If you are a teenager or an adult, you have likely fallen victim to diet culture at least once in your lifetime. Diet culture is the false narrative that losing weight prevents or cures health issues.

Diet culture worships thinness and correlates that thinness with being healthy. It tells us that there’s only one way to look and that is skinny. This way of thinking contributes to mental health concerns and eating disorder behaviors, specifically among teenagers and young adults. Diet culture has taught society to believe that without the “ideal” body, we will not have any value or worth in our lives.

Diet culture robs people of all sizes of money, health, and happiness. It plays a significant role in causing eating disorders, body obsession, weight stigma, and fatphobia.

When we cannot meet the impossible standards diet culture has, we are left feeling ashamed, ultimately resulting in some individuals engaging in disordered eating behaviors, which can end up being a vicious cycle to get out of, especially when living in a society that normalizes these dangerous behaviors.

From a young age, it is taught that there are “good” foods and “bad” foods, and as a result, you are left being so focused on what you’re eating and whether its “good” or “bad” that you are not able to enjoy the moment fully.

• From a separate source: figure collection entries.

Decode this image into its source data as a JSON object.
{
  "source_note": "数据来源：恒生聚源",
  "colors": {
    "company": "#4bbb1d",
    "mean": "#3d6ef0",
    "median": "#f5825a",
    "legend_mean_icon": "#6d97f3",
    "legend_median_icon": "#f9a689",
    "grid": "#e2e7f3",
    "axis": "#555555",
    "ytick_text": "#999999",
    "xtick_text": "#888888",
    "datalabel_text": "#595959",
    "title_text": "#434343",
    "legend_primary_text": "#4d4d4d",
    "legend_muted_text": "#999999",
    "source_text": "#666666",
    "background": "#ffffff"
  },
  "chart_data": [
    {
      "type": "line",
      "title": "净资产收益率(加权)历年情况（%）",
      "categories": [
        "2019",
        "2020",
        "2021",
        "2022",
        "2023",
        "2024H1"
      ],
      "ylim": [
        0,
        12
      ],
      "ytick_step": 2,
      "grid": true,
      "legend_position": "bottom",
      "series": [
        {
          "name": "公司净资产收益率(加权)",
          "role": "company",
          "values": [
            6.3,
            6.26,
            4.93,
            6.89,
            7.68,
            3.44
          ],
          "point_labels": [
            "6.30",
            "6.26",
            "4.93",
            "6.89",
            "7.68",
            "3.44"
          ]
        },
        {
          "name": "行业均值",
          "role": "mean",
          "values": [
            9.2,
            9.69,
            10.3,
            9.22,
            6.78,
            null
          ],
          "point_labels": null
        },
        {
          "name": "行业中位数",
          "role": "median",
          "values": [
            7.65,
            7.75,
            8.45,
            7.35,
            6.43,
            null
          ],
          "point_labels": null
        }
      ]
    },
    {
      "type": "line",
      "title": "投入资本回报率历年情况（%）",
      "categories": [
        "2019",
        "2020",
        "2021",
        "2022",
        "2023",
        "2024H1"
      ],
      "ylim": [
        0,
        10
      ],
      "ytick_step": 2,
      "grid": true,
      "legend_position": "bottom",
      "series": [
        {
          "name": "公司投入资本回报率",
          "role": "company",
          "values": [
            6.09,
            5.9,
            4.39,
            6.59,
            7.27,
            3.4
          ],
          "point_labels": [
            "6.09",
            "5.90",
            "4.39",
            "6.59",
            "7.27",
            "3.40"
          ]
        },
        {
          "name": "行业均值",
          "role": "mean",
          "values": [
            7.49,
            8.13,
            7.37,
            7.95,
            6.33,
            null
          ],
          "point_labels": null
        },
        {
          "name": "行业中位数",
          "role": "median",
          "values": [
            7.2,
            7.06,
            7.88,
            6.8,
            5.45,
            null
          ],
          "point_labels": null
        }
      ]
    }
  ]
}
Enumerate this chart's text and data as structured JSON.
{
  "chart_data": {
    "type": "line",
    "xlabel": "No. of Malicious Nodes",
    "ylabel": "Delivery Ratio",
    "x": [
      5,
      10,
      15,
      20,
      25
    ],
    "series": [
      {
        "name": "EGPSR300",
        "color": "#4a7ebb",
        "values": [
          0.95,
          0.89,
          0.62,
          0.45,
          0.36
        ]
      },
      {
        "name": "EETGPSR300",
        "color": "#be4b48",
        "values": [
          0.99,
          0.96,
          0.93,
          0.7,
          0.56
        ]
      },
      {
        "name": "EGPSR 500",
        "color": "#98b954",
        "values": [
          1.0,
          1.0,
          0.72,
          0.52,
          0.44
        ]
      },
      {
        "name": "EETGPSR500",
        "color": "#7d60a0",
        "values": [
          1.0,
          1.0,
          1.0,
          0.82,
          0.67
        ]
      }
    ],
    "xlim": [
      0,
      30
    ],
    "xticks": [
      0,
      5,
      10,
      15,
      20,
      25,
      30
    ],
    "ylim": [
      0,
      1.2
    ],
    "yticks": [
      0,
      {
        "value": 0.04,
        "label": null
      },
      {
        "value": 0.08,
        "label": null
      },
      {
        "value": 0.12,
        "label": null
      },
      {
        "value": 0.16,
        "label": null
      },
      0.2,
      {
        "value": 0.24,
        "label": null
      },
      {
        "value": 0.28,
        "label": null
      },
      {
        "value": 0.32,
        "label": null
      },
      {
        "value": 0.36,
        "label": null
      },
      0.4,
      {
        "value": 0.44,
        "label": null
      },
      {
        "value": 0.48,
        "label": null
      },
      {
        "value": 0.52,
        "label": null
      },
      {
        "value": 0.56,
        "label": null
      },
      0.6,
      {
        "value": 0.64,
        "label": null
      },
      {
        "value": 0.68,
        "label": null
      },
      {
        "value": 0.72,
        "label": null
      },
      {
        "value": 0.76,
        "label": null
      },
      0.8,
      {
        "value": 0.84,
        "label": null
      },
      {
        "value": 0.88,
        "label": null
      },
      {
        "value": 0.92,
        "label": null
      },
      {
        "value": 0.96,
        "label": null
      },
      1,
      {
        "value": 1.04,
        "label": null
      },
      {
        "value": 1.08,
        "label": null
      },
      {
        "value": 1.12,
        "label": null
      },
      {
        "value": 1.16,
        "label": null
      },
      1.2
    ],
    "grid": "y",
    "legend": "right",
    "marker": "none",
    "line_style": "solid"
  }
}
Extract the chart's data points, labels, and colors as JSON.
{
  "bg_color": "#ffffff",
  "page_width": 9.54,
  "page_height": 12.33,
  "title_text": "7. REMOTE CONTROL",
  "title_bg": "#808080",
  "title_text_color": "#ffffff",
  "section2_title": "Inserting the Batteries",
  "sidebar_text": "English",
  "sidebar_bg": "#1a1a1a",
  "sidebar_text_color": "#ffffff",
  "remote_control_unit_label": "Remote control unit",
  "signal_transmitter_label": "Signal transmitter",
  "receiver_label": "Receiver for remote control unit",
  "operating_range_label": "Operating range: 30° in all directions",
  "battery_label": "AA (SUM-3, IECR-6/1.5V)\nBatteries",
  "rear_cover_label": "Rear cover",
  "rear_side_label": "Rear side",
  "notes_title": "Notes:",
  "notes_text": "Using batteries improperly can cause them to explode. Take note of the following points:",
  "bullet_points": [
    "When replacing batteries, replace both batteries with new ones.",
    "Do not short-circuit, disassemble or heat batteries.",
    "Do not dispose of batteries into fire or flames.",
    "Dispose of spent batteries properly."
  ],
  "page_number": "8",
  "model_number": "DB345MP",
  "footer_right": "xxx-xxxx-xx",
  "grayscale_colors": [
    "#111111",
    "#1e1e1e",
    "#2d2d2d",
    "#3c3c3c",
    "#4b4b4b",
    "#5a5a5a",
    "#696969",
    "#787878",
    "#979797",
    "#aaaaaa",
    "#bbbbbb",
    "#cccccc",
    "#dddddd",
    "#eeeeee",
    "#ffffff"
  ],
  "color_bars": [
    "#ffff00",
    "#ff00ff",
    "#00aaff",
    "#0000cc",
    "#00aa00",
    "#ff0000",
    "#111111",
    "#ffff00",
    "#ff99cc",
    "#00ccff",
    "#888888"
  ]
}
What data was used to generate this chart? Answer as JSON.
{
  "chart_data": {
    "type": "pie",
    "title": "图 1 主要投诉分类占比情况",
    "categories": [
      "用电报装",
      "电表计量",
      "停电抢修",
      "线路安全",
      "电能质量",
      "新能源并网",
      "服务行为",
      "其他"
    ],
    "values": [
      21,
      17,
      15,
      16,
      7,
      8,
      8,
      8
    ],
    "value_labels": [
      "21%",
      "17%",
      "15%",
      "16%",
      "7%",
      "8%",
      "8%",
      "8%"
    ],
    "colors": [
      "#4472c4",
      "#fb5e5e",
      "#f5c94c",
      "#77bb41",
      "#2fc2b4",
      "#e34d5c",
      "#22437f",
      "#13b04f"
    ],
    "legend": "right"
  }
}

Food is supposed to provide pleasure, satisfaction, comfort, and much more, but diet culture is stealing those reasons from so many people.

In a society where diet culture is all around us, from food marketing labels like “skinny girl” and “guilt-free,” it can be hard to remember that health is not determined by body size, and health means different things for different people depending on a variety of factors. Food restriction is physically and psychologically damaging and can result in an assortment of health problems.

Following diet culture beliefs are not going to make you happy and your life is not designed to constantly be worrying about food. Even if society says other wise, your body is perfectly fine the way it is when you feel your best.